Saturday, November 8, 2014

Chile OK's Construction of 4th Off-Shore Patrol Vessel

Marinero Fuentealba
The Navy will build a fourth off-shore patrol vessel, just as the third was launched. Defense Minister Jorge Burgos confirmed the acquisition Nov. 6, noting that will be the fourth OPV in a program that envisions as many as five such vessels. Two of the Fassmer OPV 80-class boats are already in service. The third was launched the same day of Burgos' announcement. The Marinero Fuentealba is a bit different than its sister ships, sporting a larger 76mm gun and a reinforced hull for operation in the icy waters of the south of Chile. OPV 81 Piloto Pardo went into service in 2007 and OPV 82 Comandante Toro in 2009. With a crew of 32 and endurance of up to 30 days, the 1,700-ton ships are an efficient way for Chile's Navy to cover its extensive territorial waters. Each also has equipment for environmental and search and rescue missions. The program has been one of the most successful for Asmar, the Navy-operated shipyard that is getting back on its feet after getting decimated in the February 2010 tsunami.

Saturday, October 25, 2014

Final Assembly of Army's Galil Rifles Being Done in Chile


Final assembly of the Army's new Galil ACE 22 AC assault rifles will be at the Famae armament company in Chile. Famae, which is controled by the Chilean Army, also will manufacture some parts, including the barrel and gas tube. In addition, it will assemble some subcomponents, such as the sights, buttstock and grip. Those details were revealed in an Army magazine article that also said the manufacturing process of each rifle will begin in Israel. The Galil ACE was designed by Israel Weapon Industries, which has been making the Galil family of rifles for decades. The ACE weighs about seven pounds, fires a 5.56mm round and has a long Picatinny rail for accessories. The Galil ACE replaces the Army's SIG-540, a dependable but sorely outdated rifle.

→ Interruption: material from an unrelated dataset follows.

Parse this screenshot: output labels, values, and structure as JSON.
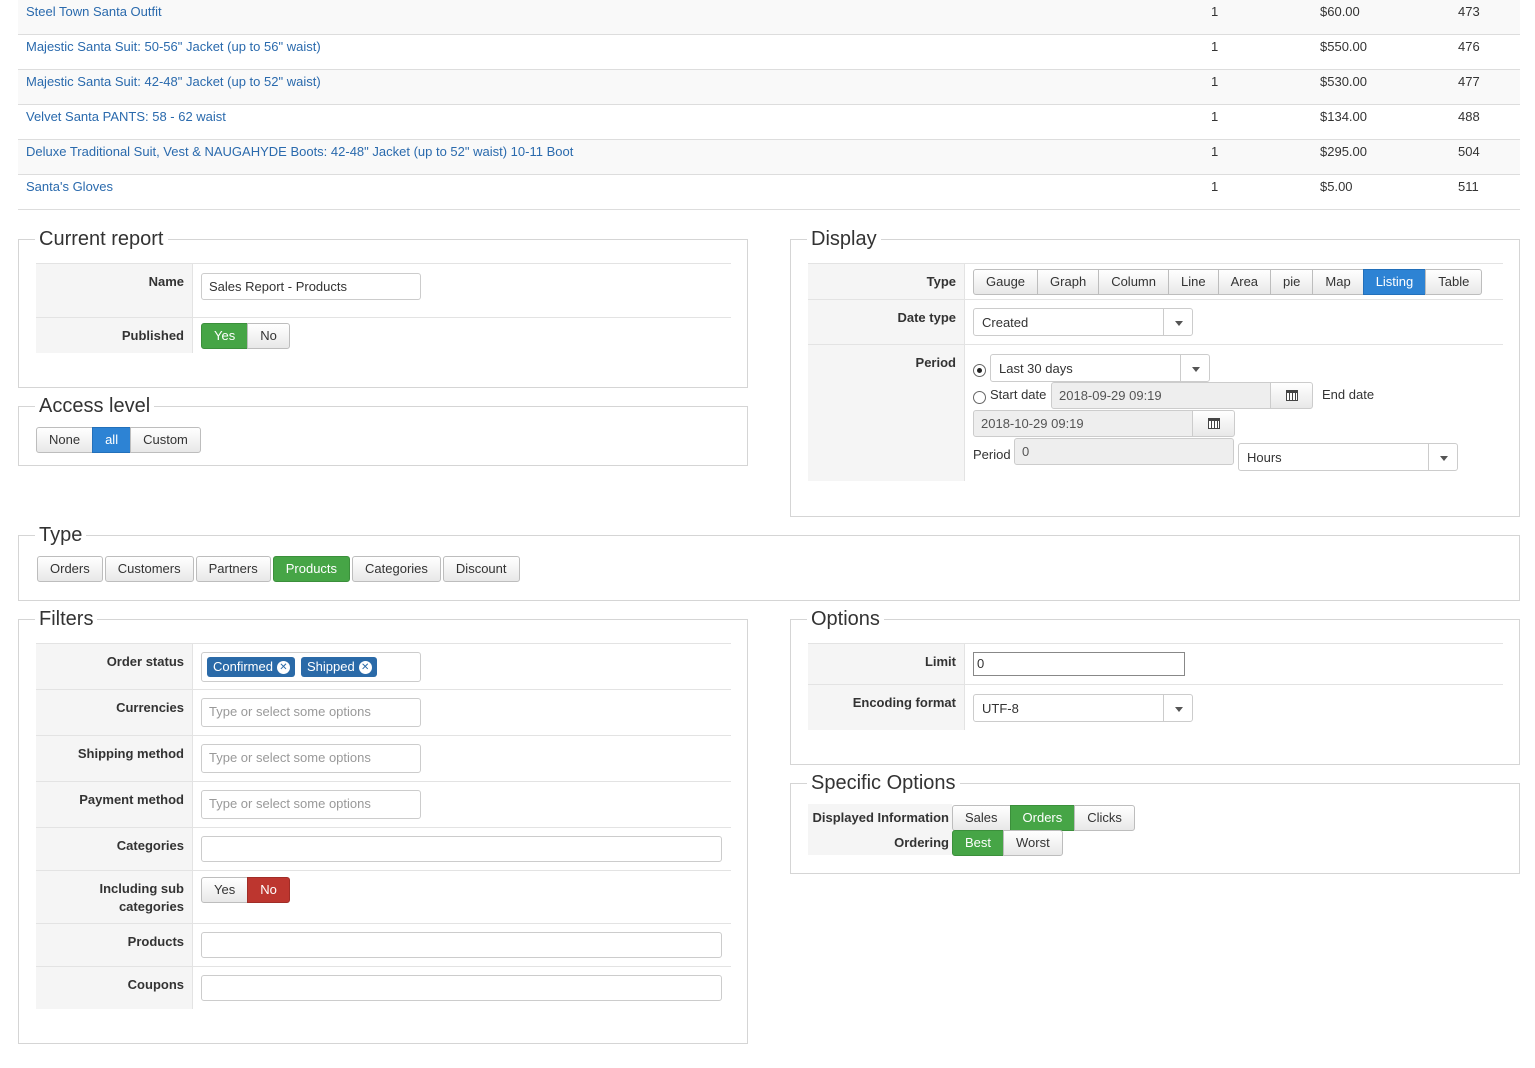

Saturday, October 18, 2014

Salitre Wargames Bring Together 5 Air Forces

All the way from the Lone Star State
The annual Salitre wargames, a multinational exercise to improve cooperation among Chilean and U.S. allies, have ended. The Oct. 6-17 training program in the Cerro Moreno air base brought air crews from five nations. Chile had on hand F-16 MLU, F-16 Block 50, F-5 Tigre III, one KC-135 tanker and a Sikorsky UH-60 Black Hawk. Argentina brought its A-4AR Fightinghawk; Brazil had its F-5EM. Uruguay, joining Salitre for the first time, flew A-37 B Dragonfly. The U.S. participated with a half-dozen F-16 from the 149th Fighter Wing of the Texas Air National Guard. U.S. units often train with the Chilean Air Force, which shares a lot in common in terms of equipment and doctrine. Training against pilots from other air forces is always a worthwhile endeavor. It's like scrimmaging against an opposing team rather than against your own teammates. Don't expect to find details of simulated shoot-downs or anything else about pilot performance. But the public can find plenty of photos and videos of the fighter jets in all their glamour.